Photo: Hansen, Schou & Weller

Siegfried Saloman (2 October 1816 - 22 July 1899) was a Danish violinist and composer. A contemporary of Franz Liszt, he was a pupil of Johannes Frederik Fröhlich, Holger Simon Paulli, Frederik Thorkildsen Wexschall and Johan Peter Emilius Hartmann, from whom he received violin-playing lessons. He toured extensively throughout Europe with the Swedish opera singer Henriette Nissen, to whom he was married in 1850.

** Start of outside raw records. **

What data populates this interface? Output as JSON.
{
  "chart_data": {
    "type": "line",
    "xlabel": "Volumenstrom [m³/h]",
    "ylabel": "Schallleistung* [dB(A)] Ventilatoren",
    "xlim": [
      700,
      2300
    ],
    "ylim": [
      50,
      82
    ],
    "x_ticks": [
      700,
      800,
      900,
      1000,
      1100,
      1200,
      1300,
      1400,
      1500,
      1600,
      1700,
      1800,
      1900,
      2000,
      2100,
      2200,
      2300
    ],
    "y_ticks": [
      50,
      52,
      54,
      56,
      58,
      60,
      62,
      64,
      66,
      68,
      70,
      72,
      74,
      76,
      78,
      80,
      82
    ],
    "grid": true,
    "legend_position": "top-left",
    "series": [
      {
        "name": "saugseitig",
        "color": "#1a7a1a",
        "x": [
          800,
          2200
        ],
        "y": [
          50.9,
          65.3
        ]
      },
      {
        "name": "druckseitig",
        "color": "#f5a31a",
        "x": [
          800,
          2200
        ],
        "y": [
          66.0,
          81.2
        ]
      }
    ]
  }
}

In 1842, his nine booklets of romances and songs were published in Hamburg.

==Life==
Siegfried Saloman, born Solomon, was born in Tønder, the son of the merchant Isaac Solomon (1782-1848) and Veilchen Geskel (1787-1836). He was the brother of the artist and the founder of the Gothenburg Museum of Art, Geskel Saloman (1821-1902), and Nota Saloman (1823–85), who was a chief medical officer for the Danish army. Since his father's business was no longer doing so well, the family moved to Copenhagen in 1829. As early as age 12, Siegfried Saloman already played the violin, so he continued his studies in Copenhagen under the guidance of J. P. E. Hartmann, among others. In 1838 he received a 3-year scholarship which he used to stay in Dessau, where he studied music theory and composition with Friedrich Schneider. He spent the last six months of the scholarship period in Dresden, where he continued his studies with Karol Lipiński.

He became a teacher in Copenhagen, Germany and St. Petersburg, where he lived for a few years. Together with his wife, the Swedish opera singer Henriette Nissen, he made extensive concert tours in Europe. The couple were married in 1850 in the Netherlands. After his wife's death in 1879 he began living in Stockholm. He died in Dalarö, Sweden.

His first songs Tordenskjold i Dynekilen and Diamantkorset had no success in Copenhagen, and his third ballad opera, Hjertet på prøve, was not well accepted either. Therefore, in 1847 he left Copenhagen and traveled to Germany where his Diamantkorset was well received in Berlin and Leipzig. In 1850 he was invited to Weimar by Franz Liszt, where his comic opera Das Korps der Rache was written. His Stockholm years were particularly important in his career once several of his early works and a number of new ones were written. He died after a few years of infirmity contracted during a summer stay on the Swedish island of Dalarö.

==Works==
- Tordenskjold in Dynekilen, singspiel in three acts, first performed on 23 May 1844 at the Royal Danish Theatre
- Diamantkorset, singspiel in three acts, first performed on 20 March 1847 at the Royal Danish Theatre
- The Scandinavian brothers, drama in five acts, premiered on 13 June 1844 at the Royal Danish Theatre
- Das Korps der Rache, comic opera, premiered in 1850 in Weimar
- Karpaternas Rose, premiered on 7 January 1868 in Moscow and performed in Stockholm in 1881
- Flyktingen Från Estrella, opera
- In Brittany, opera, performed in 1898 in Stockholm
- Led vid lifvet, opera
- Nuptial music and Wedding march, exclusively written by Siegfired, kapellmeister for the King of Denmark, for his son the Prince of Wales Edward VII's royal wedding ceremony with Princess Alexandra of Denmark on 10 March 1863.

==Literature==
- Fryklund, Daniel: Henriette Nissen, Siegfried Saloman. Hälsingborg, 1929.